During an interview on 12/13/2022 at 4:16 PM, the Director of Nursing (DON) stated the facility had not viewed the side rails as restraints and had not obtained consents or done assessments for any of them. She stated she had been the DON for four months and when asked for the assessments during survey she realized that they had not been done. She stated she immediately implemented an action plan for this.
During an interview on 12/14/2022 at 10:02 AM, the DON stated a side rail assessment was not even an option in the facility's electronic charting system until she implemented one the previous day. The DON stated some of the residents did have consents for the side rails but not all.
During an interview on 12/15/2022 at 2:16 PM, Certified Nurse Aide (CNA) #13 stated some residents used the side rails to hold themselves over in bed while care was being provided.
During an interview on 12/15/2022 at 7:18 PM, the Administrator stated if a resident requested or needed a side rail, then he expected an assessment to be completed to determine if the use of the side rail would be detrimental or beneficial to the resident. He stated if it was needed, then a physician order should be obtained. He stated if the side rail was not going to be used, then it would be zip tied down.
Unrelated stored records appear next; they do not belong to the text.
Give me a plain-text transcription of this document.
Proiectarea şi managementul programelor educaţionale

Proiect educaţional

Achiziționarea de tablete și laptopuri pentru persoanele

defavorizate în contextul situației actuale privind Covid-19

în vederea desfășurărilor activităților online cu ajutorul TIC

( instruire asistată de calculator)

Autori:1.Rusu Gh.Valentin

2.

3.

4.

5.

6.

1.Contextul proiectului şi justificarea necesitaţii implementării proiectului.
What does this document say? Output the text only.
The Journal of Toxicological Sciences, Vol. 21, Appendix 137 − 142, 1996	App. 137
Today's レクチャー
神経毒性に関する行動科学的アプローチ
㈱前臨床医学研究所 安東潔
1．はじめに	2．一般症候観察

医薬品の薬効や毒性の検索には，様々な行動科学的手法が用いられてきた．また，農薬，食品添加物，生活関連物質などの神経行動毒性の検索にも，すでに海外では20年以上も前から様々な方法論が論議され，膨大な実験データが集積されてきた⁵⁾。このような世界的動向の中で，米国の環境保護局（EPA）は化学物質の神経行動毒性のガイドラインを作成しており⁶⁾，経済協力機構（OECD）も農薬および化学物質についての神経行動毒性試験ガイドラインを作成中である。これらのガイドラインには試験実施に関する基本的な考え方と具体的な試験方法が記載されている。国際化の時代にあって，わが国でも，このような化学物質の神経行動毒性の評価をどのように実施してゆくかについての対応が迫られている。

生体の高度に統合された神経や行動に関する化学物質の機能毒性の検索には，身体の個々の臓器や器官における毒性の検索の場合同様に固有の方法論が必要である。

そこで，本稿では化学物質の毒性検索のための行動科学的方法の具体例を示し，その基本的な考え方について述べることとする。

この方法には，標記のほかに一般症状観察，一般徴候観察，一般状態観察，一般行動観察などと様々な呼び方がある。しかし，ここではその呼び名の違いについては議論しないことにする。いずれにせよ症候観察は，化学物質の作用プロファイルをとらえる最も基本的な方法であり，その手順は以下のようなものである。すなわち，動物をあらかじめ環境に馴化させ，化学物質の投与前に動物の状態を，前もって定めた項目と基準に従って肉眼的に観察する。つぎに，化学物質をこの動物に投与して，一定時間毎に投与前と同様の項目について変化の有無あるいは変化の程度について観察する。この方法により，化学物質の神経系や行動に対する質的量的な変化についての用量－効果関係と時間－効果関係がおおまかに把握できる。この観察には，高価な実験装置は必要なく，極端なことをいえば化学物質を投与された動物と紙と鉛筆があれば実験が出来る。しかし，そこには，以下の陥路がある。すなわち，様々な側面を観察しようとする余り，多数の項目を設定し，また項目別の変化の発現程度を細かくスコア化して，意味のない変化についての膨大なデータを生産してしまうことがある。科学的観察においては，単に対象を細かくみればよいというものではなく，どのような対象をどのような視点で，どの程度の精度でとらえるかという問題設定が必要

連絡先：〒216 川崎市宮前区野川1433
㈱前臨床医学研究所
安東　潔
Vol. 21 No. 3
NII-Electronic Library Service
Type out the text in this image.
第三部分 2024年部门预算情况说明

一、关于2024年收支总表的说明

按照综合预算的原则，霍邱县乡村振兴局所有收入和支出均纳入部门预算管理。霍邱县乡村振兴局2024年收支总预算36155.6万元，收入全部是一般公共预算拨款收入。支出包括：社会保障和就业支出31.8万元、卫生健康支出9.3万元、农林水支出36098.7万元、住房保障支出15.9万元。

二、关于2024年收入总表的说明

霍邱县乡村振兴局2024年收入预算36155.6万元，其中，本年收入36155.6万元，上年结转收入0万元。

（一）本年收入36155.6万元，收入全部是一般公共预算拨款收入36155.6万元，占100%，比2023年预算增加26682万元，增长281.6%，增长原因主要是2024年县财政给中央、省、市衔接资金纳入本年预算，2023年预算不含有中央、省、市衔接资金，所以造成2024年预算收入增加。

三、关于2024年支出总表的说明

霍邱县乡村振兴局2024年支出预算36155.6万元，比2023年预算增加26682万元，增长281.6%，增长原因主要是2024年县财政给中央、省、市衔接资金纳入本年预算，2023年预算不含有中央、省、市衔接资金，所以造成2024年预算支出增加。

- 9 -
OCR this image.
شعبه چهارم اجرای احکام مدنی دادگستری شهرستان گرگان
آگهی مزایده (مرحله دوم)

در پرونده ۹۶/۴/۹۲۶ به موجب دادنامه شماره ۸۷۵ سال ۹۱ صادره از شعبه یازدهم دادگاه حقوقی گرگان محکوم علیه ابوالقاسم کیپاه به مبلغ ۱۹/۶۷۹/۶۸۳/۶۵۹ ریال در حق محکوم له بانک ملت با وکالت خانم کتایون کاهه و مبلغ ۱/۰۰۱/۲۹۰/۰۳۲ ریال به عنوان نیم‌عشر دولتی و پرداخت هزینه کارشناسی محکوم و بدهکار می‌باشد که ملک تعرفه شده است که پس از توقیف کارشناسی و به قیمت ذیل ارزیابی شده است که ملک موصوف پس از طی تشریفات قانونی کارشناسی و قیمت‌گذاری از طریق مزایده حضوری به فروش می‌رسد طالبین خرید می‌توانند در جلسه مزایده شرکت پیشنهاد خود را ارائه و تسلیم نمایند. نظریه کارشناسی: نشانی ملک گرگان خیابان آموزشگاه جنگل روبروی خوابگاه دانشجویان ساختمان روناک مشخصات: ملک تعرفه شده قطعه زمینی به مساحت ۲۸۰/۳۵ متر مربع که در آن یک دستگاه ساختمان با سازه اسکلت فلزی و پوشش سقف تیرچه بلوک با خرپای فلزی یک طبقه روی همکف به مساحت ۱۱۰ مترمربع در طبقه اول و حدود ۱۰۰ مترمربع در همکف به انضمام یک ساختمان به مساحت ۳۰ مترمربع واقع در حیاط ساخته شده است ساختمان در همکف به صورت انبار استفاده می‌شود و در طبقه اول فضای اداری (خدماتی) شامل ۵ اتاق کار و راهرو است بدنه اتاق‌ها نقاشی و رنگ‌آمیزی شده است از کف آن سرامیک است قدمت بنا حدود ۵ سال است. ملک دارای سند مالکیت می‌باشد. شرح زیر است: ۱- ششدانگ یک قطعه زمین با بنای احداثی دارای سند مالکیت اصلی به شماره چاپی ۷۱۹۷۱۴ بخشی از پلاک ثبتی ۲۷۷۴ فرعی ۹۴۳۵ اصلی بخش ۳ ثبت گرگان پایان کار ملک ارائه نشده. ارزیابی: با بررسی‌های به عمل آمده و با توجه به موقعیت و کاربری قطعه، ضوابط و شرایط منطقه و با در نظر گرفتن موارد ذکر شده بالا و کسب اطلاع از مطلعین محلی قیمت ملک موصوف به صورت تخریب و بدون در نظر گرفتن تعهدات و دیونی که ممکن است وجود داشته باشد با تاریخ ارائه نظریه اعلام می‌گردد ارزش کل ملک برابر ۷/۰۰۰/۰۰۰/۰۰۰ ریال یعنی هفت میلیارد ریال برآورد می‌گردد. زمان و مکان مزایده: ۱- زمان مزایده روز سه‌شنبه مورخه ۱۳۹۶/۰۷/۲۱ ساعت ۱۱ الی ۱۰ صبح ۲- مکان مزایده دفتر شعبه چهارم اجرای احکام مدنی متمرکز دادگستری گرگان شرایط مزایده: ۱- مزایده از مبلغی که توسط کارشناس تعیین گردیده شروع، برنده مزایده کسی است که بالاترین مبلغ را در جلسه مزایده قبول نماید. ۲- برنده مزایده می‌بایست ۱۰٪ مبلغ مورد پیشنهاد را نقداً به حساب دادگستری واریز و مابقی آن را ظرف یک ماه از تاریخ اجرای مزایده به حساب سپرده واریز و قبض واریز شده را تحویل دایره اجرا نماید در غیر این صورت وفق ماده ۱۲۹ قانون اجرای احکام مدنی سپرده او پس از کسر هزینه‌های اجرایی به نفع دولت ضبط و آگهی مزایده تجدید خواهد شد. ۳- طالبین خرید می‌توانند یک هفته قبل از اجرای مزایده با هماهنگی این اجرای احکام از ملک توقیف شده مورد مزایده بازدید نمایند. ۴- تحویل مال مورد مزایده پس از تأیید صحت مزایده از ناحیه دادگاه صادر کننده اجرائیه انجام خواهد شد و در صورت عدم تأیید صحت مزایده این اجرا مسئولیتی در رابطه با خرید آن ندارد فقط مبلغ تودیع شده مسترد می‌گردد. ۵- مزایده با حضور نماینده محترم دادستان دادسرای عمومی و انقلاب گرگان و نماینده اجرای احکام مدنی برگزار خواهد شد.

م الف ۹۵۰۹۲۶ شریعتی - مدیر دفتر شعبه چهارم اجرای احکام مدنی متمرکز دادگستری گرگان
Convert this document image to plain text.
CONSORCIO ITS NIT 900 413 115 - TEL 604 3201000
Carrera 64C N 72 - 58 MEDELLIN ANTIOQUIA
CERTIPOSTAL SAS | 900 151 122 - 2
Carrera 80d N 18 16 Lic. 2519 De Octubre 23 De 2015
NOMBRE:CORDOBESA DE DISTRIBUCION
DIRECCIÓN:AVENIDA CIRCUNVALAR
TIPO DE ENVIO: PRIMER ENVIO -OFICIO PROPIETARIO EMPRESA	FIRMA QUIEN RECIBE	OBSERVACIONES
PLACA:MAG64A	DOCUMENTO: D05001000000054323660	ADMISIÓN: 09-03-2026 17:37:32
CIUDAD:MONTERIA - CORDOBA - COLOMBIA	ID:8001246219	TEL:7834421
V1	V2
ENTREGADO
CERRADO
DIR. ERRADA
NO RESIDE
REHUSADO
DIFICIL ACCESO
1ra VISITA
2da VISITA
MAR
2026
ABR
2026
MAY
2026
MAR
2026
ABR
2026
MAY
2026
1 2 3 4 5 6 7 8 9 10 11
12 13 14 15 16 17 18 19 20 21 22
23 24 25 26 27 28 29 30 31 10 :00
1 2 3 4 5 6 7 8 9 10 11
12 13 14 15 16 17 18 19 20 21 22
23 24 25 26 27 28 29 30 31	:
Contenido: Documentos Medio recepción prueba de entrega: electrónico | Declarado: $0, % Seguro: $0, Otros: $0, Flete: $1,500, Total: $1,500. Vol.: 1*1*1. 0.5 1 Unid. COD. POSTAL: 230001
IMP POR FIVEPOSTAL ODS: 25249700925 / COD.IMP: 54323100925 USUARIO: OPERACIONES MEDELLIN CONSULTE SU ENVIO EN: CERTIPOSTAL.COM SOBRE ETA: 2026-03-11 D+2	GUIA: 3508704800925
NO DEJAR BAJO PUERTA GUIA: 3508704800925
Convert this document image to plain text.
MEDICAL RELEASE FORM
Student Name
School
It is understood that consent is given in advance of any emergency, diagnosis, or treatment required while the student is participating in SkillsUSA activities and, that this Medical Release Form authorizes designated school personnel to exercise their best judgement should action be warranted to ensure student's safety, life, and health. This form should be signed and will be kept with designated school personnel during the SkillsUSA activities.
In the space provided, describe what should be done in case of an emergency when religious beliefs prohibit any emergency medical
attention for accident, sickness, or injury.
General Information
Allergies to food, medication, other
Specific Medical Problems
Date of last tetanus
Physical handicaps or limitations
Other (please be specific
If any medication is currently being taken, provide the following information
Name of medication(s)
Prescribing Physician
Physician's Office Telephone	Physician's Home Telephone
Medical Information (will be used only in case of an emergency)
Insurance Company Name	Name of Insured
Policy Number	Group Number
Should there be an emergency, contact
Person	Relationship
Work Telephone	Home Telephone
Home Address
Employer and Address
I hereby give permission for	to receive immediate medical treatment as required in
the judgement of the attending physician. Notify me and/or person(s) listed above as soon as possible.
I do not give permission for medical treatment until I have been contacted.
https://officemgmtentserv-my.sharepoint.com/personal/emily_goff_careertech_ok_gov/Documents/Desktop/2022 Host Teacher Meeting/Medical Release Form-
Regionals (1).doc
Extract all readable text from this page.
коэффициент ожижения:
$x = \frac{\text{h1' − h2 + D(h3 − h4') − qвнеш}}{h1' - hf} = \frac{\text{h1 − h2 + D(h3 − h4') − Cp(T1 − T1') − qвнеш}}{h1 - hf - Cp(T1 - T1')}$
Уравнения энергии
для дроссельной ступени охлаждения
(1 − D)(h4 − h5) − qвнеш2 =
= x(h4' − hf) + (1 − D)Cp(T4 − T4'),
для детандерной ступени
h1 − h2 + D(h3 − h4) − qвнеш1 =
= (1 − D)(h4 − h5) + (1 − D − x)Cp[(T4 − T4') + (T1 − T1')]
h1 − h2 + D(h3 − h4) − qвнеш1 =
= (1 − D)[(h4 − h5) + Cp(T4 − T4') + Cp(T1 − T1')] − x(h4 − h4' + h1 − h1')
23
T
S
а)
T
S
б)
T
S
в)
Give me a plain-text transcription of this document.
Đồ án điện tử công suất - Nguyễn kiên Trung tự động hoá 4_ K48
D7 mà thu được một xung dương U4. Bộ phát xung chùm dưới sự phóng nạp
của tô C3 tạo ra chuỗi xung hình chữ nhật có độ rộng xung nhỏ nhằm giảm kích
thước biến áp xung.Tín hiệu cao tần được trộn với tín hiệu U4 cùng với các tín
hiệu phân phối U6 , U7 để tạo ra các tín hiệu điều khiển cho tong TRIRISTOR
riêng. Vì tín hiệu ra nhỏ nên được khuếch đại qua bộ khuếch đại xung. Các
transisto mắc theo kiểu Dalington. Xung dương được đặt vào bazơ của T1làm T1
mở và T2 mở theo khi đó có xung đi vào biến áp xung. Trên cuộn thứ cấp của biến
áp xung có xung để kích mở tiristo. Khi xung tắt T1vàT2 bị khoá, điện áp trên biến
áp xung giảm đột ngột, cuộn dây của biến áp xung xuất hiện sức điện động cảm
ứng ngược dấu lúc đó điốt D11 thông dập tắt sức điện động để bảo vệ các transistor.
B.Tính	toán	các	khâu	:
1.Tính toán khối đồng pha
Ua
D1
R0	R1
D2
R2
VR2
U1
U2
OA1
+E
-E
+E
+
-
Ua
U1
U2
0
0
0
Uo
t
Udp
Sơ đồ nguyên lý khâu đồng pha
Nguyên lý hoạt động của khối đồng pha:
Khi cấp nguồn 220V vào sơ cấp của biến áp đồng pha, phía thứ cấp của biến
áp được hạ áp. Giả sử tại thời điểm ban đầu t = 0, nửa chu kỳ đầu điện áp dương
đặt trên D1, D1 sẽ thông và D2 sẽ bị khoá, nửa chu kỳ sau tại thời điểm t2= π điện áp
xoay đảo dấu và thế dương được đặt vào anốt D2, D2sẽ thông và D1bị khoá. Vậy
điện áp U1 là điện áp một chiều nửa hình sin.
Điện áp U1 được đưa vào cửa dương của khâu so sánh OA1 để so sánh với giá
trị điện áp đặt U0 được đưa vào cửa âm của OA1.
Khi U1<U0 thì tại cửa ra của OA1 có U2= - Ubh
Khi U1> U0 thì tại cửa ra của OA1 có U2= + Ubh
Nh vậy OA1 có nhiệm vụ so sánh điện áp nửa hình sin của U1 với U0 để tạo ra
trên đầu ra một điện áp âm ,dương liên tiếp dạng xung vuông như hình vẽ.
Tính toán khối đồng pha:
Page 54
3. A review of an admission Record revealed Resident #46 had diagnoses that included fracture of the lumbar vertebra (a bone in the lower spine) with back pain and osteoporosis (a condition that weakens bone strength).
The annual Minimum Data Set (MDS) dated [DATE] revealed Resident #46 had a Brief Interview for Mental Status (BIMS) score of 5, which indicated the resident had severe cognitive impairment. The MDS indicated the resident required extensive assistance with bed mobility and transfer.
Review of a care plan, dated as initiated 09/02/2022, revealed Resident #46 required assistance of one person for bed mobility and had quarter side rails at the head of the bed. The care plan indicated the side rails did not restrict or limit the resident's ability to move about freely in bed.
An observation on 12/12/2022 at 11:27 AM revealed Resident #46 had quarter side rails raised on both sides of the head of their bed.
A review of Resident #46's medical record revealed no assessment or consent for the use of side rails.
A review of Resident #46's physician orders revealed no orders for the use of side rails.
During an interview on 12/13/2022 at 4:16 PM, the Director of Nursing (DON) stated all beds in the facility had quarter side rails at the top of the bed. She stated the facility had not viewed the side rails as restraints and had not obtained consents or done assessments for any of them.
During an interview on 12/15/2022 at 7:18 PM, the Administrator stated if a resident requested or needed a side rail, then he expected an assessment to be completed to determine if the use of the side rail would be detrimental or beneficial to the resident. He stated if it was needed, then a physician order should be obtained. He stated if the side rail was not going to be used, then it would be zip tied down.